The decode and encode hot paths drop to raw pyo3-ffi: list and dict materialization, exact-type dispatch, and direct iteration all go through the CPython API, and single-line plain scalars are parsed zero-copy by borrowing straight from the input (ADR-012 and ADR-013). High-level PyO3 is kept only where it makes the structure-preserving YAMLRocksDocument proxies and the dict/list subclasses memory-safe and tractable (ADR-009, which supersedes the original low-level pyo3-ffi plan in ADR-002). The remaining headroom is a full arena rewrite of the scanner, deliberately left as a separate effort.

Resolves the !include and !include_dir_* family (gated by OPT_INCLUDES), plus !secret (gated by OPT_SECRETS) and !env_var (gated by OPT_ENV_VAR). A ResolveTags struct threads which tags are enabled through the resolver, so each tag is inert unless its flag is set. Each resolved node’s span records the file it came from, which is what lets round-trip save() and dump_includes() write an edit back to the correct source file. Include cycles (a.yaml -> b.yaml -> a.yaml) are detected and rejected before recursing.

A focused JSON Schema validator (mod.rs) that runs against the AST, so a validation error carries the precise line and column of the offending node rather than a path-only message.

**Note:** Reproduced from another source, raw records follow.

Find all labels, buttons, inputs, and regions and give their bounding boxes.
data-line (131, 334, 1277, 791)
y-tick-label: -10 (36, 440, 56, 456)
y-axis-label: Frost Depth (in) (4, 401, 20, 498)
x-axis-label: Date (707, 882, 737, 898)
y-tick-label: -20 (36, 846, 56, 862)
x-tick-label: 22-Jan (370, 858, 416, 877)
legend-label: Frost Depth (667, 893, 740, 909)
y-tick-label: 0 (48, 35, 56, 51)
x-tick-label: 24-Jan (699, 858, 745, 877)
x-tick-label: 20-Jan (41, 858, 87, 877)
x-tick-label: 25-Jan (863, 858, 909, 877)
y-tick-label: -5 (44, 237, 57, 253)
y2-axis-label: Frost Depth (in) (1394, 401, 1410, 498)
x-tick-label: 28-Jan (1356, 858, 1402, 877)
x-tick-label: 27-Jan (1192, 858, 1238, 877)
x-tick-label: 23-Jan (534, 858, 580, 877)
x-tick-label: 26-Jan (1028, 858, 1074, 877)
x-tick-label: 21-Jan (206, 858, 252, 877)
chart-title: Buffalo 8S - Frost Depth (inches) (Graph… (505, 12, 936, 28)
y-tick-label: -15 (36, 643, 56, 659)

Untrusted input is bounded at several points (see security):

  • Nesting depth is capped at MAX_DEPTH = 1000 in both the fast-path decoder (src/decode/mod.rs) and the round-trip composer (src/roundtrip/composer.rs), preventing stack exhaustion from deeply nested input.
  • Alias expansion is bounded by a node budget, MAX_NODES = 10_000_000 in src/decode/mod.rs. Expansion is measured before an alias is cloned, so a “billion laughs” document is rejected instead of exhausting memory.
  • Include cycles are rejected in src/include/mod.rs.
  • No arbitrary object construction: tags never instantiate Python objects. Unknown tags keep their underlying scalar unless a tag_handler or OPT_PASSTHROUGH_TAG opts in.

The reasoning behind the major choices (custom parser over saphyr-parser, bytes output from dumps, dual resolver, annotated dict/list subclasses, position-based comment attachment, the PyO3 strategy) is recorded as ADRs in the adr/ folder. Start there before proposing a structural change.